The recent release of State papers reminded the public that several wrecks lie beneath the waters of West Cork, and could become major tourist attractions – on land, or at sea writes Niamh Hayes
La Surveillante, a French naval frigate, has been laying on the seabed of Bantry Bay for 225 years.
It’s said to be the most intact 18th century shipwreck in Irish waters. State papers released earlier this month show that the Irish government looked at raising it in 1988, but it was deemed too expensive and left there.
A wreck like this would provide a wealth of information about maritime history, as well as potentially being of huge benefit to the local area. So, is it time to start reinvestigating how to raise it?
The ship had been involved in naval engagements against the British during the American War of Independence, but in 1796 it became part of a fleet from France that attempted to land in Ireland and overthrow English rule. Many of the 48-ship fleet made it to Bantry Bay in December, but were forced to abandon their mission and return to France due to bad weather. La Surveillante was no longer deemed sea-worthy, but rather than allow it fall into British hands, the ship was scuttled on January 2nd, 1797.
It lay undiscovered for almost two centuries but in 1981, following the 1979 Whiddy Island disaster, marine surveys were conducted in the area and La Surveillante was identified. An assessment and survey of the wreck took place between 1999 and 2000 by the National Monuments Service, with many items being identified.
These items, which included iron guns and a bower anchor, along with the exact structure of the ship, were confirmed through seabed mapping and Info-Mar imagery in 2007, with a re-survey being conducted in September 2020.
Assessing and surveying a ship like La Surveillante helps piece together maritime history and provide information such as how ships were constructed.
So why didn’t the Irish government proceed with plans to raise it in 1988?
State papers were released in early January that document a meeting between representatives from the OPW, the Department of the Marine, the National Museum, the Taoiseach’s and other Departments in March 1988, and the Taoiseach seemed very interested in the possibility of a joint research project on La Surveillante with the French.
According to the papers, a figure of £30m had been mentioned as the cost of raising the wreck from the sea bed.
‘He (the Taoiseach) proposed that a feasibility study needed to be done in the light of the interest from the French authorities and the initiative at local level. Another estimate of total cost was £10m.’
It was agreed that a reply should be sent to the French Embassy outlining that the Department of Foreign Affairs welcomed the proposal for a research project and that the Irish authorities would be willing to meet with French experts to discuss the possibility.

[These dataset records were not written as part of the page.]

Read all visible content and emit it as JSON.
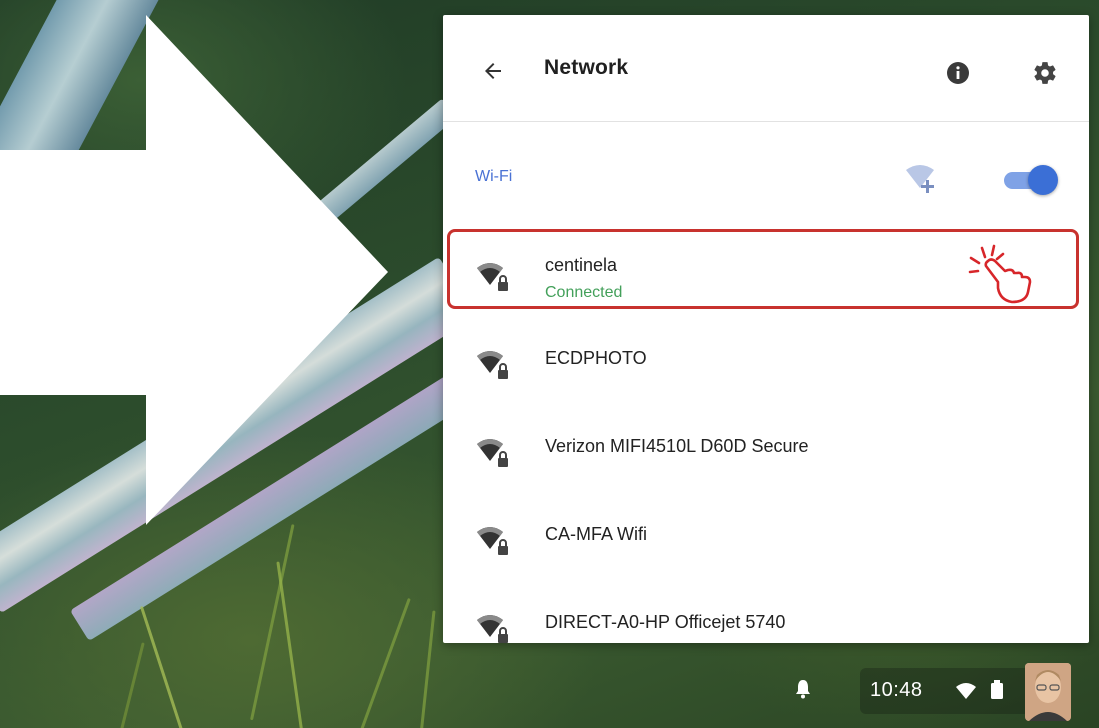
{
  "panel": {
    "title": "Network",
    "back_icon": "arrow-left-icon",
    "info_icon": "info-icon",
    "settings_icon": "gear-icon"
  },
  "wifi": {
    "label": "Wi-Fi",
    "add_network_icon": "add-wifi-icon",
    "enabled": true,
    "accent_color": "#3b6fd6"
  },
  "networks": [
    {
      "name": "centinela",
      "status": "Connected",
      "icon": "wifi-lock-icon",
      "highlighted": true
    },
    {
      "name": "ECDPHOTO",
      "status": "",
      "icon": "wifi-lock-icon"
    },
    {
      "name": "Verizon MIFI4510L D60D Secure",
      "status": "",
      "icon": "wifi-lock-icon"
    },
    {
      "name": "CA-MFA Wifi",
      "status": "",
      "icon": "wifi-lock-icon"
    },
    {
      "name": "DIRECT-A0-HP Officejet 5740",
      "status": "",
      "icon": "wifi-lock-icon"
    }
  ],
  "highlight_color": "#c8322e",
  "connected_color": "#43a05a",
  "shelf": {
    "time": "10:48",
    "notification_icon": "bell-icon",
    "wifi_icon": "wifi-icon",
    "battery_icon": "battery-icon",
    "avatar": "user-avatar"
  }
}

In the meantime, the Irish authorities would clarify the legal situation regarding the wreck.
‘The reaction of the meeting to the suggestion of a research project was positive enough even if heavily qualified by legal and financial reservations.’
Despite the positive tone of the paper, the final comment from the Taoiseach states, ‘in view of the potential staggering cost of the raising of the wreck, it is not possible in my view to treat this project with anything other than great scepticism’.
And that was that – the wreck was left there.
But is it worth reinvestigating the possible raising or restoration of the ship now?
Brian O’Rourke of Bantry Bay Charters is a commercial diver and has dived on the wreck. He’s in favour of something being done with it.
‘It’s an impressive wreck. The hull still has its shape, thanks to the copper sheathing and there’s an anchor, cannons and other artefacts that are still in-tact,’ says Brian.
‘As a dive operator, yes it would be a great idea to open it up to diving tours, but only experienced divers would be able to dive there. It is laying in mud and the visibility isn’t great. But data could be collected on each dive using things like GoPros and that would be the intellectual property of the National Monuments Service. It makes sense to have more dives to it to gather more data.’
While the idea of diving tourism appeals to Brian, he thinks it would be more beneficial to have it on display in Bantry or the local area, as it would be accessible to more people, particularly now at a time when the home market has never been so busy with local tourists.
‘Lifting it would still be expensive, but things like under water mechanics and cranage have vastly improved. It is very doable,’ adds Brian.
Visitors to Stockholm will be aware of the massive visitor attraction museum and tourism industry which has grown up around the restored 17th century Swedish warship, the Vasa. Could something similar be based in Bantry?
Angela O’Donovan, chairperson of Bantry Historical Society, agrees that it would be a great boost for Bantry and West Cork if it could be raised ‘and in due course restored’.
Finding the right space to store it is key, as things like temperature of the room would have to be very specific to keep the ship in good condition.
For now, parts of La Surveillante can already be seen around Bantry. The anchor in the Square is purported to be one of two anchors from the ship, with the second one standing inverted in the ballast of the shipwreck. One of four guns on the grounds of Bantry House is also said to be from the wreck, while the bell is on display in the National Maritime Museum.
La Surveillante isn’t the only ship lying idle in Bantry Bay. According to the National Monuments Service, dozens of shipwrecks lie dormant in the area, so the raising and restoration of it may lead to further ships being investigated and identified, something that could aid in the piecing together of Irish maritime history and be of huge benefit to the local areas.